The Jade wrote:This is pure win!Celestial Healer wrote:I was thinking more along the lines of..."I can't compete with her, Torgar! I'm only one woman!"
"It wasn't really a her, baby. It was more like a vat of biopsies and amputations on its way to OCEA for medical waste disposal... only with the sexual enthusiasm of a Viagra flavored Kool Aid man."
"And you miss it don't you?"
"OH YEAAAAAAAAAAAAAAAAAAAAAAAAAAAAAAAAAAAAAH!"
A man of rare taste and refinement!

The Jade |

In the Star Trek New Frontiers novels they use the pronoun Hir when describing Hermats, a hermaphroditic race.
Hir is an actual device some people employ in their writing to solve the issue. Too affected for me. It makes the writer's new language agenda suddenly announce itself in a paragraph that attempts to convey an entirely different point. At that point, as a reader, I have two voices in my head saying two different things, and considering I already have sixteen voices in my head on a regular basis, eighteen is really pushing it.

drunken_nomad |

, eighteen is really pushing it.
I know, right?
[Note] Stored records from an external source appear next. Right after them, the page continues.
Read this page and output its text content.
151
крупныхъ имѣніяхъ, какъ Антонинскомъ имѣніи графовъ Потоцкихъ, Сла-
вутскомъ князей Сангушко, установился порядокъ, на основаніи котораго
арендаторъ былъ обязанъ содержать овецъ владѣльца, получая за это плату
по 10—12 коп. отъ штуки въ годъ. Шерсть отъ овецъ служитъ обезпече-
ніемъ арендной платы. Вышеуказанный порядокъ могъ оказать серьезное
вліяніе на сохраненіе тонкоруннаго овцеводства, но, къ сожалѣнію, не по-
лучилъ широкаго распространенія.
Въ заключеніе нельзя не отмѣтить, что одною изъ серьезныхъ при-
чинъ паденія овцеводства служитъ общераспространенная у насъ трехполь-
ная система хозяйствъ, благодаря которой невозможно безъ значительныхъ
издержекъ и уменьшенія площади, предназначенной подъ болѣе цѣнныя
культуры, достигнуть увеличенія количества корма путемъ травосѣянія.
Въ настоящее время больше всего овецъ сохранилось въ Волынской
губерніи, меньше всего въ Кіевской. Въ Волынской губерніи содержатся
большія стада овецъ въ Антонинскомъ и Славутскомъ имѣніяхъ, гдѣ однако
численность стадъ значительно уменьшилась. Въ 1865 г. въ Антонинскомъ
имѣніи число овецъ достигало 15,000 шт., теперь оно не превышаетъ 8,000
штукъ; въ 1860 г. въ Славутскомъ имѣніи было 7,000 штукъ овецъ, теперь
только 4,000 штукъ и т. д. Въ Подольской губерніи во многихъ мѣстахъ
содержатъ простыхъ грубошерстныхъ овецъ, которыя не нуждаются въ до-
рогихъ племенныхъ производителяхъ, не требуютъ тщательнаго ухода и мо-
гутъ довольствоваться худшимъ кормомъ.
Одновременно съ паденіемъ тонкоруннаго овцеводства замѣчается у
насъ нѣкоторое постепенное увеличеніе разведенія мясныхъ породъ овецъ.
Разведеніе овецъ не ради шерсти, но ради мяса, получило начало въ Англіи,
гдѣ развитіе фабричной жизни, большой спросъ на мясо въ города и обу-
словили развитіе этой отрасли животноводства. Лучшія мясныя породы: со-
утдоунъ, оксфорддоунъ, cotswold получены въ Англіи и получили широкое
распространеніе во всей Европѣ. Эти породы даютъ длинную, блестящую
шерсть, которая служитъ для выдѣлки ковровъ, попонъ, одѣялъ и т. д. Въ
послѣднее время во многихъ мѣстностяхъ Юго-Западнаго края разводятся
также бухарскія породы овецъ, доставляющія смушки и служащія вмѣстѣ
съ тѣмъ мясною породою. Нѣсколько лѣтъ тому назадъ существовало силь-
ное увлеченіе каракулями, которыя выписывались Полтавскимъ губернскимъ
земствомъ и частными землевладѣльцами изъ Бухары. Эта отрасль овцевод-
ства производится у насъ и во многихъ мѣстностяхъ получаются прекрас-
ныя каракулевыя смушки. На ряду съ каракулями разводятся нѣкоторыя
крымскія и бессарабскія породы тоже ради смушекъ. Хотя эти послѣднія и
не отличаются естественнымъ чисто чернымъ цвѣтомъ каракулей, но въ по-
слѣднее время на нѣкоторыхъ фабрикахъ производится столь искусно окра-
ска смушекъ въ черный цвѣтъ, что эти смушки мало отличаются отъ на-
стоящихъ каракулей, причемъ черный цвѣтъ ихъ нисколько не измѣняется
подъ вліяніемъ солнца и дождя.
Especially when about 4-5 of the really pushy ones invite over a bunch of their friends...voices you dont even know. Some of those only speak in a foreign language and they look at you...mocking you as you page through your Berlitz phrasebooks.

The Jade |

The Jade wrote:I know, right? Especially when about 4-5 of the really pushy ones invite over a bunch of their friends...voices you dont even know. Some of those only speak in a foreign language and they look at you...mocking you as you page through your Berlitz phrasebooks., eighteen is really pushing it.
Nothing like having to clean up the morning after a bunch of rude guests show up for an unexpected party inside your head. I just drink bleach to clean it all out. Puts me to sleep for days.